Importin-β regulates the microtubule-binding region that lies C-terminal to the NuMA NLS. GMPCPP-stabilized microtubules (X-rhodamine– and biotin-labeled) were incubated with NuMA-tail (1868–1997) and NuMA-tail (1970–2091) that contain microtubule-binding regions (light and dark gray) and NLS (black). (A and B) 20 nM and 800 nM of NuMA-tail (1868–1997) —GFP were examined under conditions of 1XBRB80 (A) and 0.25XBRB80 (B), respectively. (C and D) 20 nM of NuMA-tail (1970–2091)—GFP in the absence (C) or presence (D) of Importin-α/-β was analyzed. Bars, 10 µm. (E) Mean fluorescence signals under the different conditions shown in A–D were measured and plotted (n = 200 microtubules for each condition). SD was determined from data pooled from three independent experiments. Two-tailed Student t test; statistical differences: ***, P < 0.001. (F) The microtubule-binding region that lies C-terminal to the NLS (aa 1997–2101; brown dotted line) in NuMA is sterically blocked by Importin-β (light blue) that binds to the IBB domain of Importin-α (green; PDB code: 1QGK).
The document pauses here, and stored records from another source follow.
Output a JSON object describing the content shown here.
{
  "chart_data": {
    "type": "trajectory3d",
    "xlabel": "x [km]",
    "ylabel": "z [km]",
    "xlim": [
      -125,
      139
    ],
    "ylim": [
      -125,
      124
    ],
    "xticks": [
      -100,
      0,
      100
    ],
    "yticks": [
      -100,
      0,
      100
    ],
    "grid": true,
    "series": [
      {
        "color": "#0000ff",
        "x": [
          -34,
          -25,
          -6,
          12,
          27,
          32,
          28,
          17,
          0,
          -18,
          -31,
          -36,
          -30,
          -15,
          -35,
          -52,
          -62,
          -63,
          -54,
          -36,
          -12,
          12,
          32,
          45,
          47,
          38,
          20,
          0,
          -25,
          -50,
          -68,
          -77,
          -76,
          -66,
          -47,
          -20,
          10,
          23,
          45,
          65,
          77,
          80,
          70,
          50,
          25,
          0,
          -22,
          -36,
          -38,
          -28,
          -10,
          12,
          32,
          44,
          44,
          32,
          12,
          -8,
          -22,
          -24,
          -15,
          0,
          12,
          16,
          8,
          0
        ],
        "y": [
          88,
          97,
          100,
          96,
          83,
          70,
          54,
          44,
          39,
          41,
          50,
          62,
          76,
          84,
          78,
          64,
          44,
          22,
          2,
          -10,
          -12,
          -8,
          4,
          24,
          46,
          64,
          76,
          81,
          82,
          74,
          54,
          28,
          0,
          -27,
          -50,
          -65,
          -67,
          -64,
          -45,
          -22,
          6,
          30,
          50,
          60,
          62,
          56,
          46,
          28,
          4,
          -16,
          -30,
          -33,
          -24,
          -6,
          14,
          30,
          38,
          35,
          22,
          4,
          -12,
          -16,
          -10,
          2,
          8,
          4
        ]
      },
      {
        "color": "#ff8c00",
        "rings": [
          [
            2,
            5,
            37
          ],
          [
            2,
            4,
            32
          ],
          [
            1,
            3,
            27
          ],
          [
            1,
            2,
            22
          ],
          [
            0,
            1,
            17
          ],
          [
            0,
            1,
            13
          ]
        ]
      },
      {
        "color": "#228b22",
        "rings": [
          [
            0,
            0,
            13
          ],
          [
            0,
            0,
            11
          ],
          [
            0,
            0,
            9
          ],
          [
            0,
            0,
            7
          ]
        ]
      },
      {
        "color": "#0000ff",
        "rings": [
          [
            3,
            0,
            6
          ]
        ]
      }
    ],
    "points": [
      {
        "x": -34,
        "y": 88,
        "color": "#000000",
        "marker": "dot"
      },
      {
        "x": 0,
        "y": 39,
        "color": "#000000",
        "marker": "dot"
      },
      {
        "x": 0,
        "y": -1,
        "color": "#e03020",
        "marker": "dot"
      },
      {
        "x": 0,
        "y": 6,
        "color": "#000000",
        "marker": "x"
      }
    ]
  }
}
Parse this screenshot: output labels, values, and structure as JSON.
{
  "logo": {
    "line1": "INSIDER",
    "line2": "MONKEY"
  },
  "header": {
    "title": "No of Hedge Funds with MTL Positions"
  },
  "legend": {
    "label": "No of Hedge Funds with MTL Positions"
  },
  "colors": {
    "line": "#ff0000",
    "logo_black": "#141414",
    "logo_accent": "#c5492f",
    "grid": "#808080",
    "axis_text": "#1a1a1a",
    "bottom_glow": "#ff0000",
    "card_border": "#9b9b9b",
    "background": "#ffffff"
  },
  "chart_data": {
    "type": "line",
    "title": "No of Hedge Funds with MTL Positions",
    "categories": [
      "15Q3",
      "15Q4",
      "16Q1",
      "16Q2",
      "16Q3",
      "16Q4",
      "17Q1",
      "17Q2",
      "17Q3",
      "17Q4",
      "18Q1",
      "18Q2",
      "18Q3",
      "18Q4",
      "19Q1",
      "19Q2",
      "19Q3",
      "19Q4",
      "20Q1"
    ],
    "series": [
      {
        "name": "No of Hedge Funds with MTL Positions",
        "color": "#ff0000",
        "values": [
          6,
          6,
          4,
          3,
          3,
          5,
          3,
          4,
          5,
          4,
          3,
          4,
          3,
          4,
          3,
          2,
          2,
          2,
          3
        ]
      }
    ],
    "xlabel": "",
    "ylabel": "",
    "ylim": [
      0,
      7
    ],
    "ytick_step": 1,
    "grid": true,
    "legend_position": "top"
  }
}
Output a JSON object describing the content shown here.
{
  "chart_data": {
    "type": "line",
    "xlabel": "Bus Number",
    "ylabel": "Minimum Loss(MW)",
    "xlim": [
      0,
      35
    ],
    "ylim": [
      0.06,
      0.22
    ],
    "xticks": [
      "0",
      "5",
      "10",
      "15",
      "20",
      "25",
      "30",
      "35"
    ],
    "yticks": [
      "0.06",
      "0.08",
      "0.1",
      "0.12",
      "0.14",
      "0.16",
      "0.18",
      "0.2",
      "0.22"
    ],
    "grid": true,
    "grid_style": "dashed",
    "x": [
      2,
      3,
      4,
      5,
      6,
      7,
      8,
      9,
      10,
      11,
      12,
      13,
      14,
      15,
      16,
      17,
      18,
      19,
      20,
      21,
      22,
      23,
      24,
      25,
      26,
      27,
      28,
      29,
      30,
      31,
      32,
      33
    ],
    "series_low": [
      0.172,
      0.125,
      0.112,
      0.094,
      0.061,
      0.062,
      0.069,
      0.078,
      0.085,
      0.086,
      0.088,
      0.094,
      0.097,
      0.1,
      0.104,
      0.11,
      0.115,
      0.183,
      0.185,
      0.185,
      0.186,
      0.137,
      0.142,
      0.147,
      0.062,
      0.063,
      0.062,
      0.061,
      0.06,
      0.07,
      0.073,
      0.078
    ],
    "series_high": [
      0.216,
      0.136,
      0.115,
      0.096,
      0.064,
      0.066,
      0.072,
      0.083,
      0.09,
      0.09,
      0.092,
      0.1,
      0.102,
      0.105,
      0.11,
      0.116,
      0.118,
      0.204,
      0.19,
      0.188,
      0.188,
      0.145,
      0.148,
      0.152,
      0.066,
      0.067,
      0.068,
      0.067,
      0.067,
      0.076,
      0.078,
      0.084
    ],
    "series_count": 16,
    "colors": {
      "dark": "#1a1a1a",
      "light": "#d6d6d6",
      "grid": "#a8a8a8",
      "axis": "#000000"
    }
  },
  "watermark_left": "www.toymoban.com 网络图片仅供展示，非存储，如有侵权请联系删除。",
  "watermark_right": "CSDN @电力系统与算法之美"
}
Two microtubule-binding regions (MTBRs) are indicated.

Figure 5.

Schematic for how Ran–GTP regulates SAF activities required for mitotic spindle assembly. SAFs (e.g., NuMA, TPX2, and HURP) are suppressed by the Ran-governed transport factors Importin-α and -β. Ran–GTP modulates interaction between Importins and SAFs. Free SAFs that regulate distinct microtubule behaviors control organization of the mitotic spindle.